La mañana del tercer día fui testigo de un espectáculo asombroso. Me desperté cuando amanecía y vi que el manto de nubes que cubría siempre la cima de la montaña había desaparecido de nuevo. Ahora veía con claridad el perfil de la cima y me daba cuenta de que, en efecto, se trataba de un volcán, y que en el interior debía de haber un cráter muy grande.

Los pensamientos suicidas del día anterior, mis fantasías de dejarme caer por un barranco de mil metros, me habían abandonado. Me sentía de excelente humor y lleno de energías. Tenía el cuerpo dolorido, es cierto. La pierna izquierda me dolía mucho y también la parte baja de la espalda.
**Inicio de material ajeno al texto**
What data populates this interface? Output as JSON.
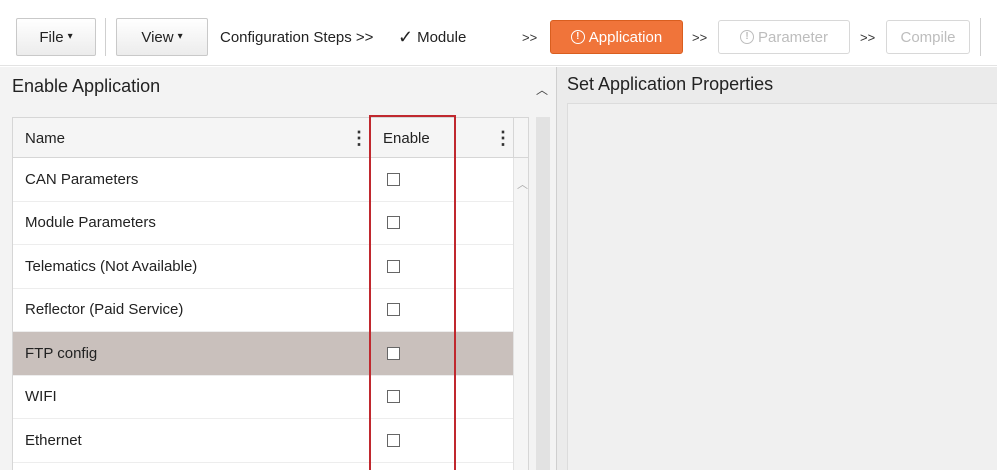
{
  "toolbar": {
    "file_label": "File",
    "view_label": "View",
    "config_steps_label": "Configuration Steps >>",
    "module_step": "Module",
    "arrows": ">>",
    "application_step": "Application",
    "parameter_step": "Parameter",
    "compile_step": "Compile",
    "check_glyph": "✓",
    "alert_glyph": "!",
    "caret_glyph": "▾",
    "active_color": "#f0743a"
  },
  "left_panel": {
    "title": "Enable Application",
    "columns": {
      "name": "Name",
      "enable": "Enable"
    },
    "rows": [
      {
        "name": "CAN Parameters",
        "enabled": false,
        "selected": false
      },
      {
        "name": "Module Parameters",
        "enabled": false,
        "selected": false
      },
      {
        "name": "Telematics (Not Available)",
        "enabled": false,
        "selected": false
      },
      {
        "name": "Reflector (Paid Service)",
        "enabled": false,
        "selected": false
      },
      {
        "name": "FTP config",
        "enabled": false,
        "selected": true
      },
      {
        "name": "WIFI",
        "enabled": false,
        "selected": false
      },
      {
        "name": "Ethernet",
        "enabled": false,
        "selected": false
      }
    ],
    "highlight_color": "#c0282e"
  },
  "right_panel": {
    "title": "Set Application Properties"
  }
}
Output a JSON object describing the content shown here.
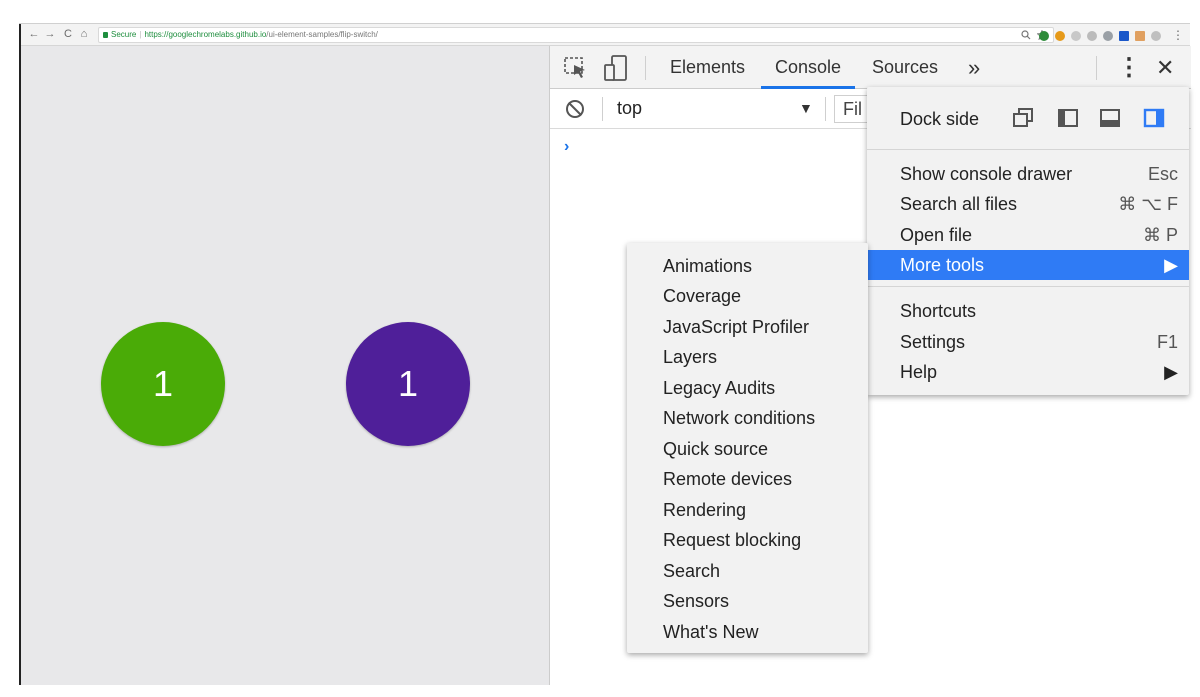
{
  "browser": {
    "nav": {
      "back": "←",
      "forward": "→",
      "reload": "C",
      "home": "⌂"
    },
    "secure_label": "Secure",
    "url_host": "https://googlechromelabs.github.io",
    "url_path": "/ui-element-samples/flip-switch/"
  },
  "page": {
    "switches": [
      {
        "value": "1",
        "color": "#4aab07"
      },
      {
        "value": "1",
        "color": "#4f1f99"
      }
    ]
  },
  "devtools": {
    "tabs": [
      "Elements",
      "Console",
      "Sources"
    ],
    "active_tab": "Console",
    "overflow_glyph": "»",
    "close_glyph": "✕",
    "kebab_glyph": "⋮",
    "console": {
      "context": "top",
      "filter_placeholder": "Fil",
      "prompt": "›"
    },
    "accent_color": "#1a73e8"
  },
  "main_menu": {
    "dock_side_label": "Dock side",
    "items": [
      {
        "label": "Show console drawer",
        "shortcut": "Esc"
      },
      {
        "label": "Search all files",
        "shortcut": "⌘ ⌥ F"
      },
      {
        "label": "Open file",
        "shortcut": "⌘ P"
      },
      {
        "label": "More tools",
        "shortcut": "▶"
      },
      {
        "label": "Shortcuts",
        "shortcut": ""
      },
      {
        "label": "Settings",
        "shortcut": "F1"
      },
      {
        "label": "Help",
        "shortcut": "▶"
      }
    ],
    "highlight_color": "#2f7bf5"
  },
  "more_tools_menu": {
    "items": [
      "Animations",
      "Coverage",
      "JavaScript Profiler",
      "Layers",
      "Legacy Audits",
      "Network conditions",
      "Quick source",
      "Remote devices",
      "Rendering",
      "Request blocking",
      "Search",
      "Sensors",
      "What's New"
    ]
  }
}
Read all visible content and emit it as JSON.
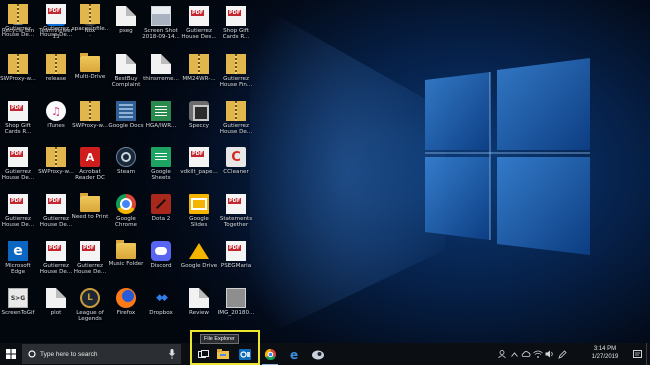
{
  "desktop_icons": [
    {
      "label": "Recycle Bin",
      "icon": "recycle-bin-icon"
    },
    {
      "label": "TeamViewer 13",
      "icon": "teamviewer-icon"
    },
    {
      "label": "Nox",
      "icon": "nox-icon"
    },
    {
      "label": "pseg",
      "icon": "document-icon"
    },
    {
      "label": "Screen Shot 2018-09-14...",
      "icon": "screenshot-icon"
    },
    {
      "label": "Gutierrez House Des...",
      "icon": "pdf-icon"
    },
    {
      "label": "Shop Gift Cards R...",
      "icon": "pdf-icon"
    },
    {
      "label": "SWProxy-w...",
      "icon": "zip-icon"
    },
    {
      "label": "release",
      "icon": "zip-icon"
    },
    {
      "label": "Multi-Drive",
      "icon": "folder-icon"
    },
    {
      "label": "BestBuy Complaint",
      "icon": "document-icon"
    },
    {
      "label": "thinsrreme...",
      "icon": "document-icon"
    },
    {
      "label": "MM24WR-...",
      "icon": "zip-icon"
    },
    {
      "label": "Gutierrez House Fin...",
      "icon": "zip-icon"
    },
    {
      "label": "Shop Gift Cards R...",
      "icon": "pdf-icon"
    },
    {
      "label": "iTunes",
      "icon": "itunes-icon"
    },
    {
      "label": "SWProxy-w...",
      "icon": "zip-icon"
    },
    {
      "label": "Google Docs",
      "icon": "google-docs-icon"
    },
    {
      "label": "HGA/IWR...",
      "icon": "spreadsheet-icon"
    },
    {
      "label": "Speccy",
      "icon": "speccy-icon"
    },
    {
      "label": "Gutierrez House De...",
      "icon": "zip-icon"
    },
    {
      "label": "Gutierrez House De...",
      "icon": "pdf-icon"
    },
    {
      "label": "SWProxy-w...",
      "icon": "zip-icon"
    },
    {
      "label": "Acrobat Reader DC",
      "icon": "acrobat-icon"
    },
    {
      "label": "Steam",
      "icon": "steam-icon"
    },
    {
      "label": "Google Sheets",
      "icon": "google-sheets-icon"
    },
    {
      "label": "vdkilt_pape...",
      "icon": "pdf-icon"
    },
    {
      "label": "CCleaner",
      "icon": "ccleaner-icon"
    },
    {
      "label": "Gutierrez House De...",
      "icon": "pdf-icon"
    },
    {
      "label": "Gutierrez House De...",
      "icon": "pdf-icon"
    },
    {
      "label": "Need to Print",
      "icon": "folder-icon"
    },
    {
      "label": "Google Chrome",
      "icon": "chrome-icon"
    },
    {
      "label": "Dota 2",
      "icon": "dota-icon"
    },
    {
      "label": "Google Slides",
      "icon": "google-slides-icon"
    },
    {
      "label": "Statements Together",
      "icon": "pdf-icon"
    },
    {
      "label": "Microsoft Edge",
      "icon": "edge-icon"
    },
    {
      "label": "Gutierrez House De...",
      "icon": "pdf-icon"
    },
    {
      "label": "Gutierrez House De...",
      "icon": "pdf-icon"
    },
    {
      "label": "Music Folder",
      "icon": "folder-icon"
    },
    {
      "label": "Discord",
      "icon": "discord-icon"
    },
    {
      "label": "Google Drive",
      "icon": "google-drive-icon"
    },
    {
      "label": "PSEGMaria",
      "icon": "pdf-icon"
    },
    {
      "label": "ScreenToGif",
      "icon": "screentogif-icon"
    },
    {
      "label": "plot",
      "icon": "document-icon"
    },
    {
      "label": "League of Legends",
      "icon": "league-icon"
    },
    {
      "label": "Firefox",
      "icon": "firefox-icon"
    },
    {
      "label": "Dropbox",
      "icon": "dropbox-icon"
    },
    {
      "label": "Review",
      "icon": "document-icon"
    },
    {
      "label": "IMG_20180...",
      "icon": "image-icon"
    },
    {
      "label": "Gutierrez House De...",
      "icon": "zip-icon"
    },
    {
      "label": "Gutierrez House De...",
      "icon": "pdf-icon"
    },
    {
      "label": "spacesinfile...",
      "icon": "zip-icon"
    }
  ],
  "taskbar": {
    "search_placeholder": "Type here to search",
    "tooltip": "File Explorer",
    "pinned": [
      {
        "name": "task-view-icon",
        "active": false
      },
      {
        "name": "file-explorer-icon",
        "active": false
      },
      {
        "name": "outlook-icon",
        "active": false
      },
      {
        "name": "chrome-icon",
        "active": true
      },
      {
        "name": "edge-icon",
        "active": false
      },
      {
        "name": "steam-icon",
        "active": false
      }
    ],
    "tray_icons": [
      "people-icon",
      "chevron-up-icon",
      "cloud-icon",
      "wifi-icon",
      "volume-icon",
      "pen-icon"
    ],
    "time": "3:14 PM",
    "date": "1/27/2019"
  },
  "colors": {
    "highlight": "#ede62f",
    "taskbar": "#0b0e12",
    "wallpaper_glow": "#0c3b78"
  }
}
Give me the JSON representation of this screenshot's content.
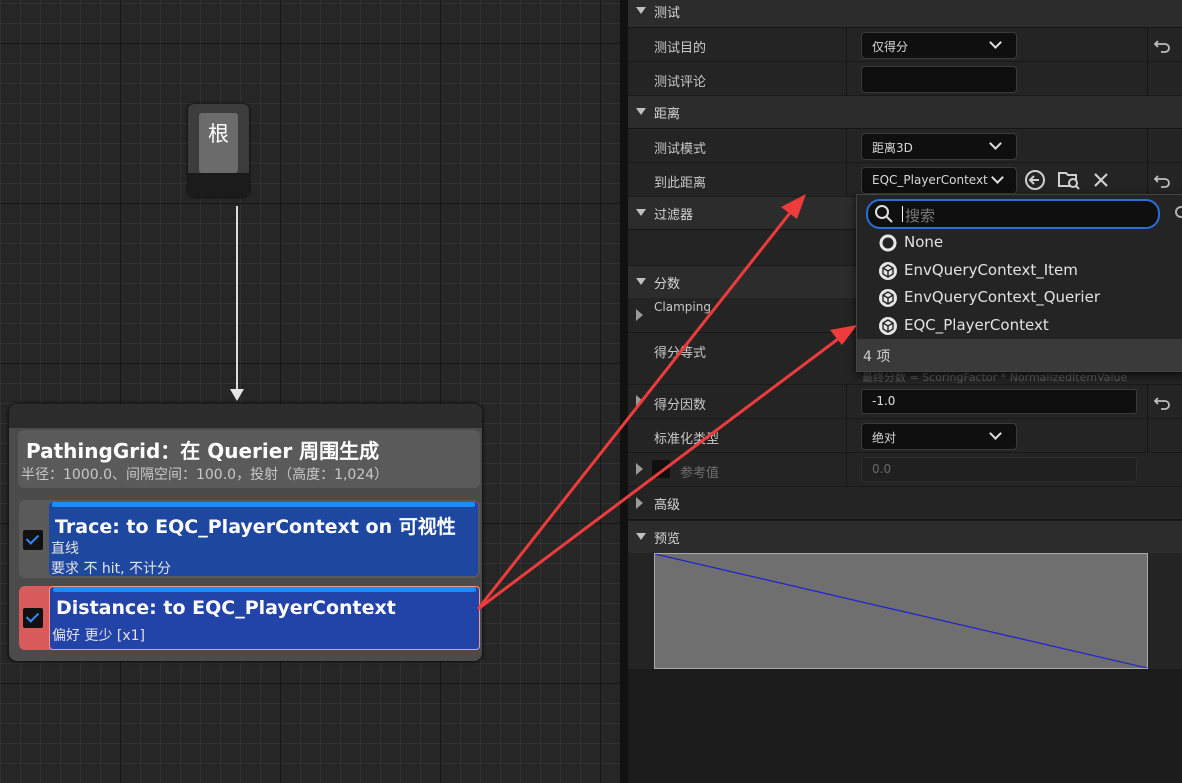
{
  "graph": {
    "root_label": "根",
    "generator": {
      "title": "PathingGrid：在 Querier 周围生成",
      "subtitle": "半径：1000.0、间隔空间：100.0，投射（高度：1,024）"
    },
    "tests": [
      {
        "title": "Trace: to EQC_PlayerContext on 可视性",
        "line1": "直线",
        "line2": "要求 不 hit, 不计分",
        "checked": true
      },
      {
        "title": "Distance: to EQC_PlayerContext",
        "line1": "偏好 更少 [x1]",
        "checked": true,
        "selected": true
      }
    ]
  },
  "details": {
    "cat_test": "测试",
    "test_purpose_label": "测试目的",
    "test_purpose_value": "仅得分",
    "test_comment_label": "测试评论",
    "test_comment_value": "",
    "cat_distance": "距离",
    "test_mode_label": "测试模式",
    "test_mode_value": "距离3D",
    "distance_to_label": "到此距离",
    "distance_to_value": "EQC_PlayerContext",
    "cat_filter": "过滤器",
    "cat_score": "分数",
    "clamping_label": "Clamping",
    "score_equation_label": "得分等式",
    "score_hint": "最终分数 = ScoringFactor * NormalizedItemValue",
    "score_factor_label": "得分因数",
    "score_factor_value": "-1.0",
    "normalization_label": "标准化类型",
    "normalization_value": "绝对",
    "reference_label": "参考值",
    "reference_value": "0.0",
    "cat_advanced": "高级",
    "cat_preview": "预览"
  },
  "dropdown": {
    "search_placeholder": "搜索",
    "items": [
      "None",
      "EnvQueryContext_Item",
      "EnvQueryContext_Querier",
      "EQC_PlayerContext"
    ],
    "footer": "4 项"
  },
  "colors": {
    "accent": "#2a6ed8",
    "annotation": "#ee3b3b",
    "test_blue": "#1e48a0",
    "selected_red": "#d85a5a"
  }
}
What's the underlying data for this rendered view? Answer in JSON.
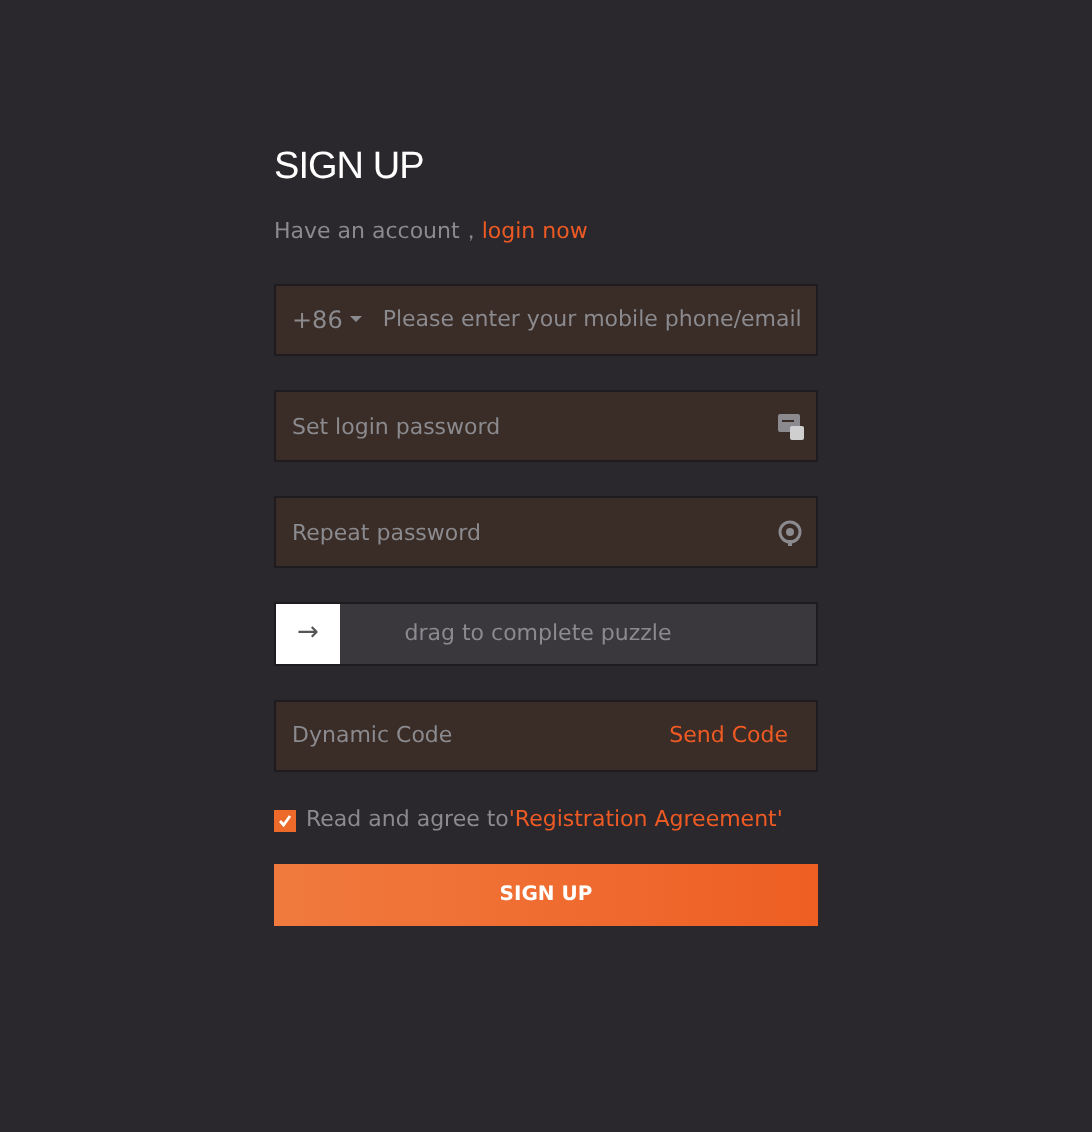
{
  "title": "SIGN UP",
  "account_prompt": {
    "text": "Have an account，",
    "link": "login now"
  },
  "phone": {
    "country_code": "+86",
    "placeholder": "Please enter your mobile phone/email"
  },
  "password": {
    "placeholder": "Set login password"
  },
  "repeat_password": {
    "placeholder": "Repeat password"
  },
  "puzzle": {
    "arrow": "→",
    "level": 0,
    "label": "drag to complete puzzle"
  },
  "dynamic_code": {
    "placeholder": "Dynamic Code",
    "button": "Send Code"
  },
  "agreement": {
    "checked": true,
    "text": "Read and agree to",
    "link": "'Registration Agreement'"
  },
  "submit": "SIGN UP"
}
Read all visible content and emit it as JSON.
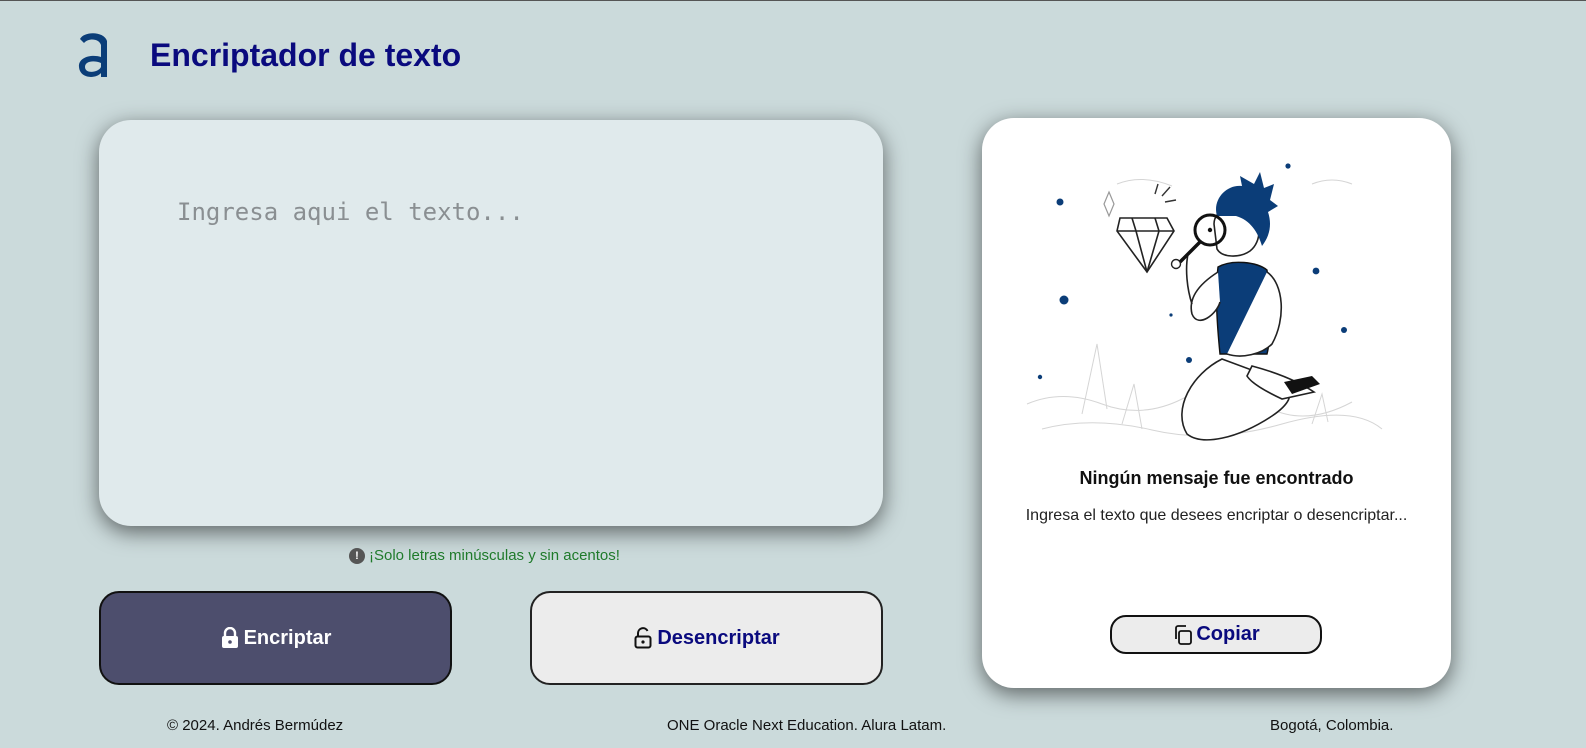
{
  "header": {
    "logo_icon": "alura-logo-icon",
    "title": "Encriptador de texto"
  },
  "input": {
    "placeholder": "Ingresa aqui el texto...",
    "value": ""
  },
  "hint": {
    "icon": "exclamation-icon",
    "text": "¡Solo letras minúsculas y sin acentos!"
  },
  "actions": {
    "encrypt_label": "Encriptar",
    "encrypt_icon": "lock-icon",
    "decrypt_label": "Desencriptar",
    "decrypt_icon": "unlock-icon"
  },
  "output": {
    "illustration": "person-with-magnifying-glass-illustration",
    "title": "Ningún mensaje fue encontrado",
    "subtitle": "Ingresa el texto que desees encriptar o desencriptar...",
    "copy_label": "Copiar",
    "copy_icon": "copy-icon"
  },
  "footer": {
    "left": "© 2024. Andrés Bermúdez",
    "center": "ONE Oracle Next Education. Alura Latam.",
    "right": "Bogotá, Colombia."
  },
  "colors": {
    "background": "#cbdadb",
    "title": "#0a0a7e",
    "encrypt_button": "#4d4e6d",
    "hint_text": "#1f7a2b",
    "illustration_accent": "#0b3d78"
  }
}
En cuanto al pie derecho, lo tenía lleno de llagas y heridas, y me lo curé aplicando sangre de dragón en las heridas, por el recuerdo de haber leído en algún sitio que aquella savia había sido utilizada por árabes y romanos por sus propiedades curativas. Apenas me escoció, pero al cabo de unos cinco minutos de aplicármela comencé a sentirme mucho más aliviado. Me dije que sería útil llevar conmigo algo de aquella sustancia medicinal y gasté la primera parte de la mañana en extraer savia de los dragos que crecían un poco más abajo con el cortaplumas que me había regalado Leverkuhn, a fin de guardar la mayor cantidad posible de aquella sustancia pegajosa.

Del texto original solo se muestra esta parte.